You are viewing a plain text version of this content. The canonical link for it is here.
Posted to cvs@httpd.apache.org by wr...@apache.org on 2002/04/05 06:22:46 UTC
cvs commit: httpd-2.0/server util.c
wrowe 02/04/04 20:22:46
Modified: server util.c
Log:
One for 2.0.34 - to fix the problem of utf-8 configuration files saved
from MeSsed up editors that believe zero byte joiner lead bytes signify
a utf-8 file. Someone point me at an RFC ... gheesh.

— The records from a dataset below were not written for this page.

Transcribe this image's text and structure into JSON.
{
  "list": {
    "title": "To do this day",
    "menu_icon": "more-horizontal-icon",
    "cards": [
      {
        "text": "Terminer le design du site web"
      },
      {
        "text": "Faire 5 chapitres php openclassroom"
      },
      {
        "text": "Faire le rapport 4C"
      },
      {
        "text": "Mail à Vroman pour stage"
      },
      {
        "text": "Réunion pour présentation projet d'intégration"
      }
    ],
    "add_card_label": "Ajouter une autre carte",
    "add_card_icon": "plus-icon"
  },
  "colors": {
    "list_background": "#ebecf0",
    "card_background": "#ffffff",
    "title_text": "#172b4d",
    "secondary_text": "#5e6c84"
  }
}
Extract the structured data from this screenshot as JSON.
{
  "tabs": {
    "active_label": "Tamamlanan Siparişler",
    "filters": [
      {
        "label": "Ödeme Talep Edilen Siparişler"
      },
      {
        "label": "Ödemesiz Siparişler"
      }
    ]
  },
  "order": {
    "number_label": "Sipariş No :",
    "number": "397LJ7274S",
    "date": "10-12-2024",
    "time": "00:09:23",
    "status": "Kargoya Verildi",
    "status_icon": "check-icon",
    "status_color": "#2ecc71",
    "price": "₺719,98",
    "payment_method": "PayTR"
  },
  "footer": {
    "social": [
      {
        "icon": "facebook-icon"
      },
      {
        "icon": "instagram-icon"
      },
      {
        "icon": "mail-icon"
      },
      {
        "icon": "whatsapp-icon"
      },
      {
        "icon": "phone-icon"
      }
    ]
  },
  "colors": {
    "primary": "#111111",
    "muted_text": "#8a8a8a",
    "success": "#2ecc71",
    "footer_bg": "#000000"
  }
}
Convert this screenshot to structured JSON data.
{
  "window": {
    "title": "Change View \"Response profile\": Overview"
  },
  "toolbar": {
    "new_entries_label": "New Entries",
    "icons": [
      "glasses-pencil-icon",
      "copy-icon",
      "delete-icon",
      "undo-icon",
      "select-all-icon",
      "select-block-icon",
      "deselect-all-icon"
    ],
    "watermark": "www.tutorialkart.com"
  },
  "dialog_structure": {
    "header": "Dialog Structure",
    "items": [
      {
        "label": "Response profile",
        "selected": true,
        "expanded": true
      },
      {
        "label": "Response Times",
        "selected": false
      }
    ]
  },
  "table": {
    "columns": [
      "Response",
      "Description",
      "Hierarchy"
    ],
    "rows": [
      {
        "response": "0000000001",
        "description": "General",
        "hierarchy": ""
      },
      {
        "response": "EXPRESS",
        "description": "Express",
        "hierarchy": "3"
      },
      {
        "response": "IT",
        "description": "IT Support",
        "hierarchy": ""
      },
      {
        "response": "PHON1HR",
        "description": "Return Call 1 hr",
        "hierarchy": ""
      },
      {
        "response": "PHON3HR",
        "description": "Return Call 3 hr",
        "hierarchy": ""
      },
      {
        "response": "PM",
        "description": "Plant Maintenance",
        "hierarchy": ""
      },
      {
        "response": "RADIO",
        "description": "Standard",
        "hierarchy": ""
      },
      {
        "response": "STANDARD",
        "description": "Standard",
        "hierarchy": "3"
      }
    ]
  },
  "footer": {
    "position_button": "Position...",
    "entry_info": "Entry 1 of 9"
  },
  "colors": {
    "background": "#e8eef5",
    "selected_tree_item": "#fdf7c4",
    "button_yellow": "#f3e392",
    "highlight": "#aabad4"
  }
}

FWIW; fixes bugs report 10125
Revision Changes Path
1.124 +23 -0 httpd-2.0/server/util.c
Index: util.c
===================================================================
RCS file: /home/cvs/httpd-2.0/server/util.c,v
retrieving revision 1.123
retrieving revision 1.124
diff -u -r1.123 -r1.124
--- util.c 21 Mar 2002 10:10:40 -0000 1.123
+++ util.c 5 Apr 2002 04:22:45 -0000 1.124
@@ -916,6 +916,29 @@
return APR_EBADF;
}
+#ifdef WIN32
+ /* Some twisted character [no pun intended] at MS decided that a
+ * zero width joiner as the lead wide character would be ideal for
+ * describing Unicode text files. This was further convoluted to
+ * another MSism that the same character mapped into utf-8, EF BB BF
+ * would signify utf-8 text files.
+ *
+ * Since MS configuration files are all protecting utf-8 encoded
+ * Unicode path, file and resource names, we already have the correct
+ * WinNT encoding. But at least eat the stupid three bytes up front.
+ */
+ {
+ unsigned char buf[4];
+ apr_size_t len = 3;
+ status = apr_file_read(file, buf, &len);
+ if ((status != APR_SUCCESS) || (len < 3)
+ || memcmp(buf, "\xEF\xBB\xBF", 3) != 0) {
+ apr_off_t zero = 0;
+ apr_file_seek(file, APR_SET, &zero);
+ }
+ }
+#endif
+
new_cfg = apr_palloc(p, sizeof(*new_cfg));
new_cfg->param = file;
new_cfg->name = apr_pstrdup(p, name);